Bioactive compound from the Tibetan turnip (Brassica rapa L.) elicited anti-hypoxia effects in OGD/R-injured HT22 cells by activating the PI3K/AKT pathway.

Cerebral stroke, a common clinical problem, is the predominant cause of disability and death worldwide. Its prevalence increases and infarctions exacerbate with age.
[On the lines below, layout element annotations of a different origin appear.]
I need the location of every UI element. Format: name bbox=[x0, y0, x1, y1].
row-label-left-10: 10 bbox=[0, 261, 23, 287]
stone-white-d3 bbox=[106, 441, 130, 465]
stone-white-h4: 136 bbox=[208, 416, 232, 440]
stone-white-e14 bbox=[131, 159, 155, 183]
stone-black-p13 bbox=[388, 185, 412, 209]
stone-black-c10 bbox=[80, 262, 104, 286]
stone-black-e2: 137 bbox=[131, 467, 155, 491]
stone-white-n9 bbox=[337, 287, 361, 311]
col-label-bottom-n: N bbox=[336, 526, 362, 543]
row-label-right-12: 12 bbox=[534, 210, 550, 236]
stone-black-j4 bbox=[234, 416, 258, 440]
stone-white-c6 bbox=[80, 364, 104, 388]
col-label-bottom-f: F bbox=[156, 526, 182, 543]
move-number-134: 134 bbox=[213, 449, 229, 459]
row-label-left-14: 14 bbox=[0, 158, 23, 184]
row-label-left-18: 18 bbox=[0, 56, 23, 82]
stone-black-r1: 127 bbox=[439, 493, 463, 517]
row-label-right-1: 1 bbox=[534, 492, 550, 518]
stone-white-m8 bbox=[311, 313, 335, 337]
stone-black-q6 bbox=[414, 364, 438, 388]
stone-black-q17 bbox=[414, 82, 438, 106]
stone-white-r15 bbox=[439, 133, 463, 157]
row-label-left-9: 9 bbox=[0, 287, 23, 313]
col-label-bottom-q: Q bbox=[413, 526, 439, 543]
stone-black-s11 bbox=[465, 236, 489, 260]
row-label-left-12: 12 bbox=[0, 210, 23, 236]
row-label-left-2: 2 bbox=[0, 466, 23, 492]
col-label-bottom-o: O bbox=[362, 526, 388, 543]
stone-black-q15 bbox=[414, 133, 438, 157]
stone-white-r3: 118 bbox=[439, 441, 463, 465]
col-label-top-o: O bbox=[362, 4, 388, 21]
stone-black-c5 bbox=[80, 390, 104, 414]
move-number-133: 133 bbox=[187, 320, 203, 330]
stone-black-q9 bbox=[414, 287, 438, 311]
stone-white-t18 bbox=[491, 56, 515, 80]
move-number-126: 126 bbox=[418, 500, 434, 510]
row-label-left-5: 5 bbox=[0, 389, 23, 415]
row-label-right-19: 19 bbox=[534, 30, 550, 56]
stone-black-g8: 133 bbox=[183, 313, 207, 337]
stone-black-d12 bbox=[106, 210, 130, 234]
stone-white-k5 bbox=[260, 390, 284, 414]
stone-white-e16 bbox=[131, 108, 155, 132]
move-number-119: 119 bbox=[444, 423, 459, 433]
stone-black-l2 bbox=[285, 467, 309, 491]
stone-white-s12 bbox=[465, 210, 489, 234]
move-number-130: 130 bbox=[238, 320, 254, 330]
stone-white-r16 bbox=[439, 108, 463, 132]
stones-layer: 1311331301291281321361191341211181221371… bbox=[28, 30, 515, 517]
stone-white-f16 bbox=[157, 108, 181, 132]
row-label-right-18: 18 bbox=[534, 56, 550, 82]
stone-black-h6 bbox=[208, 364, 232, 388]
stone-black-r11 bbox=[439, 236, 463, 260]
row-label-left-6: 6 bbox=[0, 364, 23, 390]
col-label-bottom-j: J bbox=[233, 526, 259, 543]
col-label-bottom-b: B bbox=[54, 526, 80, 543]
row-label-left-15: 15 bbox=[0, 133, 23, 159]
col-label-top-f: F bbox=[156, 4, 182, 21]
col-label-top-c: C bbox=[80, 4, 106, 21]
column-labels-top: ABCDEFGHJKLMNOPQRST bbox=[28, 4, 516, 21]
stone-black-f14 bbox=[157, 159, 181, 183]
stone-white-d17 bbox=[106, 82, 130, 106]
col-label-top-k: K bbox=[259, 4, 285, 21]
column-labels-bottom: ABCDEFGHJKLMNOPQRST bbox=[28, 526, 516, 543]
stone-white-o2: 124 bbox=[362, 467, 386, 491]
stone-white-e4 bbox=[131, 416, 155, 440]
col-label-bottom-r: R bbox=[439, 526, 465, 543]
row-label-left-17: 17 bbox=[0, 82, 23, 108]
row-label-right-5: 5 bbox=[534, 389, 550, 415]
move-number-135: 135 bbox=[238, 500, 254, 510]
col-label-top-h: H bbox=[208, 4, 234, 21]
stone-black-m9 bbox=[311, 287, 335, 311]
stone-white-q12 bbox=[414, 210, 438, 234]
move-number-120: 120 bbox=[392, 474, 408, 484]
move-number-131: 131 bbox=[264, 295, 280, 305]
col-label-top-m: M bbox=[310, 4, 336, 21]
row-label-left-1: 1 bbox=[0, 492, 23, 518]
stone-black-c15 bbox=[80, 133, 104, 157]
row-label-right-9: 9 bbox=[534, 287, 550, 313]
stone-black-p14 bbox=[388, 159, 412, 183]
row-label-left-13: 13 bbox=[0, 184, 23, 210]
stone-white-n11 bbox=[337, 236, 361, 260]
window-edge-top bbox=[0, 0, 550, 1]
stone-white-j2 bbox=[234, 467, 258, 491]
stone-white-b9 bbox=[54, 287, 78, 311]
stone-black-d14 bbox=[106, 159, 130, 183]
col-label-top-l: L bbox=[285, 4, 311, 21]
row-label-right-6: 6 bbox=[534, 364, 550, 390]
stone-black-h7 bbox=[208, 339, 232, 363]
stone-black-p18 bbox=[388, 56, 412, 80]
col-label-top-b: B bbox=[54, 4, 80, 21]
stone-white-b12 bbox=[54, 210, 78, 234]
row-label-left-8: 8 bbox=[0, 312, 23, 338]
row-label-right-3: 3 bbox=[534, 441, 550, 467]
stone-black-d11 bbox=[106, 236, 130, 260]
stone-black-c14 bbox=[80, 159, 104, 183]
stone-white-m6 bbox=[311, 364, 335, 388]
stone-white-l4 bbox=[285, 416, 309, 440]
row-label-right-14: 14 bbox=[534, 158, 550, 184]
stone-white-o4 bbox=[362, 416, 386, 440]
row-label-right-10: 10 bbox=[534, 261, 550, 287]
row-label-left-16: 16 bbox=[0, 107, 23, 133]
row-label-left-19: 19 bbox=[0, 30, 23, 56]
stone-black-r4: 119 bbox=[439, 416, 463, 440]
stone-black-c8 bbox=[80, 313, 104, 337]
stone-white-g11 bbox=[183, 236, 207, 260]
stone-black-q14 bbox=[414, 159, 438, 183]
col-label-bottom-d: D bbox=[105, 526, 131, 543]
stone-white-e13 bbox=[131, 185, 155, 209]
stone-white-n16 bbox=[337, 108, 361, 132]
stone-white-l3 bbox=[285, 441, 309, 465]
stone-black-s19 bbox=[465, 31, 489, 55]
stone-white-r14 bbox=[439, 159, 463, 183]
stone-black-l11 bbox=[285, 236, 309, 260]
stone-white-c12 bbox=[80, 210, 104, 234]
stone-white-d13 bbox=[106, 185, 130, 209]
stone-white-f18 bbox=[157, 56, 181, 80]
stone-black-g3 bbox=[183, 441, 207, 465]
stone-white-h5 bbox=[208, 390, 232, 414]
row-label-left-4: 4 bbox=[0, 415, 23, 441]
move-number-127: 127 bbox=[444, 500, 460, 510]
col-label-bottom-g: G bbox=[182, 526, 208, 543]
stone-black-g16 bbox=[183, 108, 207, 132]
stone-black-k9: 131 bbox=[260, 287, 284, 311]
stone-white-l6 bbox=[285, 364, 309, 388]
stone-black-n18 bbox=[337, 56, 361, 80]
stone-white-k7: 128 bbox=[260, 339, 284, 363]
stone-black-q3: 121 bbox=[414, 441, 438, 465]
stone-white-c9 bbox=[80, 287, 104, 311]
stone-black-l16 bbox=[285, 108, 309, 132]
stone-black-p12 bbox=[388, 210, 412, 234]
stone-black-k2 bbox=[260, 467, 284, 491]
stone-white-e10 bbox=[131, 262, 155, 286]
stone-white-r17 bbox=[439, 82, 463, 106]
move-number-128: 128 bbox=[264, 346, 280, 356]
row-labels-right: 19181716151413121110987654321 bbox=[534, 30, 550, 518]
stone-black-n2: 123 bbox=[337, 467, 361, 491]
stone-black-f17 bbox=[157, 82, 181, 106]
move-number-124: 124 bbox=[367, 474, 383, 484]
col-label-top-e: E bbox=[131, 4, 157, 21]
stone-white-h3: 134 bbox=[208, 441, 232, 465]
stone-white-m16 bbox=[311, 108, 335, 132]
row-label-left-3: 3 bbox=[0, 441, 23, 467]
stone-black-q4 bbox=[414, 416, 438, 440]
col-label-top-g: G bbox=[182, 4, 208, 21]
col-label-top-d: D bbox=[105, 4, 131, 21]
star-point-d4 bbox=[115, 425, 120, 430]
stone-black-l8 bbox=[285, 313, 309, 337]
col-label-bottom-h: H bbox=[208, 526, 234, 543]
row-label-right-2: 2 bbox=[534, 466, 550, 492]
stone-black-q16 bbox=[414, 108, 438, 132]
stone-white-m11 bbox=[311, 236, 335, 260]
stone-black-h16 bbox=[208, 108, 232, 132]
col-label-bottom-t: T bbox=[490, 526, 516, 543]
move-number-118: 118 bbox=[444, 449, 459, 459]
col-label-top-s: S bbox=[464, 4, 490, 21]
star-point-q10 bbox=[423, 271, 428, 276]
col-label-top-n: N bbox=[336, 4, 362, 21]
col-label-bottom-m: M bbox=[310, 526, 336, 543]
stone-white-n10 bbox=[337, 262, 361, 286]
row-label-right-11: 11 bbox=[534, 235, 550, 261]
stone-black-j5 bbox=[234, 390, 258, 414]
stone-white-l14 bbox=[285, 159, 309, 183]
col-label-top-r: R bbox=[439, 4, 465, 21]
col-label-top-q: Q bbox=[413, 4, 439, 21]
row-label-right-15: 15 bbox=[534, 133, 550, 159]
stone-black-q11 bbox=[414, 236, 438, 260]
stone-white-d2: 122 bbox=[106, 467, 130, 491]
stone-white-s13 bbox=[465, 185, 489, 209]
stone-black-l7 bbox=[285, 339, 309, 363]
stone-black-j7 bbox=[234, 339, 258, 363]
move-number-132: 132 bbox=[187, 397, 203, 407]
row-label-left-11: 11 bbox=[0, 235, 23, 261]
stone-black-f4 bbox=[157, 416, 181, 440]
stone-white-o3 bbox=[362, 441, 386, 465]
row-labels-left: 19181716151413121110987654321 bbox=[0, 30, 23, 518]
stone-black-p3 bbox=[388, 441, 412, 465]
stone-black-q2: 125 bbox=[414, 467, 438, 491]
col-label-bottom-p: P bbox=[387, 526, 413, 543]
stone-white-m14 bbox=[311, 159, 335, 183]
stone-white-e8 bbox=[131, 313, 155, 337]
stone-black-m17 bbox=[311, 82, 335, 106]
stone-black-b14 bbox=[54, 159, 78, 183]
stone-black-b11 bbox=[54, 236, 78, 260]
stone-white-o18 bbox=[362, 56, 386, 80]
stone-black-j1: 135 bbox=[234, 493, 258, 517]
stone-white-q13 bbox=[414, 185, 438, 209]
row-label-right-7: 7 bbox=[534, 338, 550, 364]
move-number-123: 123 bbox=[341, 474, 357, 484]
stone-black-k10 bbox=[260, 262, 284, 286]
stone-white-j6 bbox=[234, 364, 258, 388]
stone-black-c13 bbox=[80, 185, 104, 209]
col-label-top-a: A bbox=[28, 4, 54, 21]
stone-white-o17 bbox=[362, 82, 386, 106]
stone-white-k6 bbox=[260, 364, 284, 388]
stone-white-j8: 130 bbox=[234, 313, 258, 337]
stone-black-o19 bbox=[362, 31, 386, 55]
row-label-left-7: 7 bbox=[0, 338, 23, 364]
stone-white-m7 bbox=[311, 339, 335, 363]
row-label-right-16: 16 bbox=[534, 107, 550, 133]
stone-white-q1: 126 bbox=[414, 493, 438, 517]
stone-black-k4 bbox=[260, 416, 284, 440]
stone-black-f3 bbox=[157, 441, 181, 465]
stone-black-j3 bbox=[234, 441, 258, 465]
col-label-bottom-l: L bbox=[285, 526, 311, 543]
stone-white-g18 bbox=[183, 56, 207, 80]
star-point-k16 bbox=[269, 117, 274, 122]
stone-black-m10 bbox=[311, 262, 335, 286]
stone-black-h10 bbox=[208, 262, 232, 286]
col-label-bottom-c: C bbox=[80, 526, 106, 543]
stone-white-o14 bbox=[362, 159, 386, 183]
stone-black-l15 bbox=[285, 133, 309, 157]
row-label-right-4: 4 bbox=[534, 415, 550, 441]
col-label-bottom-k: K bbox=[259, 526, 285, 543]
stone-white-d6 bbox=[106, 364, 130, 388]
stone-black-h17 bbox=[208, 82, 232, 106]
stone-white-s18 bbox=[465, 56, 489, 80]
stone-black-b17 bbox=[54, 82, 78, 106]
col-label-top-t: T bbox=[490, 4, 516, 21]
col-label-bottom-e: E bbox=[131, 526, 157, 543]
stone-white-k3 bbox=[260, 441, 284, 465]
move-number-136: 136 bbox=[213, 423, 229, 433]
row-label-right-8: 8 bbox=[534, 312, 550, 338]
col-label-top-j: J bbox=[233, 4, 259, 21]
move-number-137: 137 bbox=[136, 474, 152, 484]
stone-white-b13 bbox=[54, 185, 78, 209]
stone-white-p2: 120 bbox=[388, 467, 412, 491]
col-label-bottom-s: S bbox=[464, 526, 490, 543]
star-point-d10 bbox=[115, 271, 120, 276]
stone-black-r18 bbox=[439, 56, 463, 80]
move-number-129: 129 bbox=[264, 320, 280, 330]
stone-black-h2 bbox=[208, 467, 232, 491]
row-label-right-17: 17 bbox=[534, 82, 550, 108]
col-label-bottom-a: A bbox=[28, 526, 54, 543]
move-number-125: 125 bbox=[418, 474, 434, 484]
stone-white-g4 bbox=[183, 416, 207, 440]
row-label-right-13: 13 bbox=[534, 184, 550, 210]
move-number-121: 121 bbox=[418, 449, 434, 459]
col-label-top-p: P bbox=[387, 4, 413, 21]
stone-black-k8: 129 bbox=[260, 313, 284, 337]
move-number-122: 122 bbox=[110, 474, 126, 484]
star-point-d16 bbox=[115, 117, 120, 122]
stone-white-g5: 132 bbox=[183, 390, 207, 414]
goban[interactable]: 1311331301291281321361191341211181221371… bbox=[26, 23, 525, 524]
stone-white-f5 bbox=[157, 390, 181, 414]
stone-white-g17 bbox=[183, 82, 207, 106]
A Tibetan plant, Brassica rapa L., possesses multiple medicinal effects, such as anti-altitude sickness, anti-hyperlipidemia and anti-fatigue, as mentioned in the noted ancient Tibet pharmacopeia "The Four Medical Tantras". Our preliminary studies also showed the anti-hypoxia protection mechanism of B. rapa L., implying its possible relationship with anti-ischemic neuroprotection. However, the potential molecular mechanism of the active constituent of turnip against cerebral ischemia/reperfusion remains unclear. In our study, oxidative stress markers, including LDH, ROS, SOD, GPx and CAT were assayed. In controlled in vitro assays, we found that the turnip's active constituent had remarkable anti-hypoxia capability. We further showed the profound effects of the active constituent of turnip on the levels of apoptosis-related proteins, including Bax, Bcl-2 and caspase-3, which contributed to its anti-inflammatory activity. Western blot analysis results also implied that active-constituent pretreatment reversed the diminished expression of the PI3K/Akt/mTOR pathway mediated by oxygen glucose deprivation/reperfusion (OGD/R); further experimental evidence showed that the protective role was limited in the PI3K inhibitor (LY294002) treatment group. Our results demonstrated that the functional monomer of B. rapa L. exerted a neuroprotective effect against OGD/R-induced HT22 cell injury, and its potential mechanism provides a scientific basis for future clinical applications and its use as a functional food.